Brian in the bike lane.
For breakfast we went to Café Cuatro Sombras because it was right next to the ferry. The coffee was good and they had sandwiches and pastries as well. We sat at a table by the window so we could keep an eye on our bikes that we locked up to a bench outside.
After breakfast we took the Cataño Ferry across the bay. This was the biggest improvement I made to the route and I was so giddy the entire 10 minute ferry ride. It costs 50 cents per person including the bike. It saved us about 5 miles of very unpleasant riding on highway 2. Last year we ended up hitchhiking on that stretch. The ferry operators were really interested in our trip and were great company.
Our bikes on the ferry. They had a special area to put bikes.
“Ferries run from 6am to 7pm Monday through Friday, and 8am to 8pm Saturday, Sunday and holidays.
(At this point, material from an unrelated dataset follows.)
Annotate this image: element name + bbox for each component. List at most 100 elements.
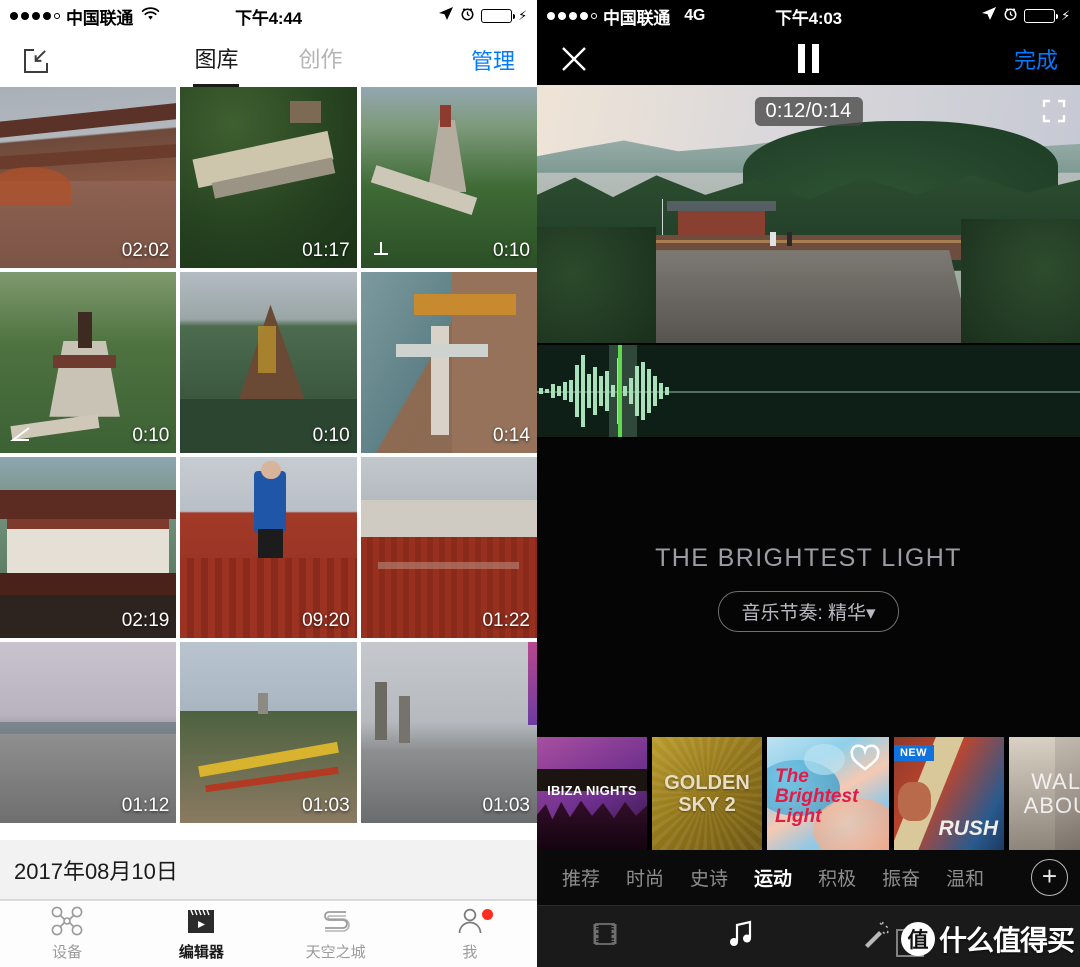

During rush hour (6am-9:30am and 3:30pm-6:30pm) on Monday through Friday the ferry it runs every 15 minutes. During non-rush hour, weekends and holidays it runs every 30 minutes.“
Even if you did the route clockwise you could still take the ferry but you would have to make sure you were there before it stopped running.
Here are our rigs fresh off the ferry. I’m carrying some bulky but light things on my bike (including a foam roller to help my knee pain. It was very worth taking. I found a 12 inch long one on amazon for less than $10)
From Cataño we took a small road – 888. It goes past the Bacardi factory. They do tours if you’re interested. 165 was a really nice road. We saw several other cyclists, mostly roadie types. They would always smile and wave and looked interested in our set up with all the panniers.
On the side of 165. I drank matcha flavored skratch mix the whole trip and it was awesome. It sort of tastes like iced tea.
We went through Dorado which is a resort area. The roads around there feel kind of jungle-y which I enjoyed. We briefly hopped on highway 2 at Vega Baja but only for a moment. The berm was wide enough for it to be totally fine.
This photo is from 688.
The route headed back to the coast which was lovely, and then around Manati we had to get on 2 again for a short bit. It was very wide and felt perfectly safe. After that we headed north past Barceloneta and back up to the coast for the rest of the way to Arecibo. We stopped at a café right as 684 hits the coast and heads west called Valeria’s Bakery. We stopped there last year, too. The coffee is good, it has a beautiful view of the ocean, and I had a quesito which is a delicious Puerto rican pastry with cheese inside.
Our bikes on the beach across the street from Valeria’s bakery.
Our Airbnb host had texted me that he would meet us. We stayed with him last year and he offered to pick us up in his truck, so I sort of assumed he was in his truck. This year we did not visit Cuevo del Indio, but we did last year and it was gorgeous. It is a great place to stop. There is also a lighthouse in Arecibo.
As we’re biking down 681 I’m keeping my eyes peeled around Cuevo del Indio for our AirBnb host – and I see him and his wife ON BIKES. They rode out 10 miles to greet us and bike the rest of the way to their AirBnb with us! We biked past a massive statue. It is the tallest statue in the United States and its territories, 45 ft taller than the statue of liberty. It has an interesting backstory.
Shortly thereafter we arrived at a really lovely Arecibo AirBnb with Edgardo (the cyclist).
Edgardo and his wife asked to see my route, so I got out my giant map and they looked over it with me.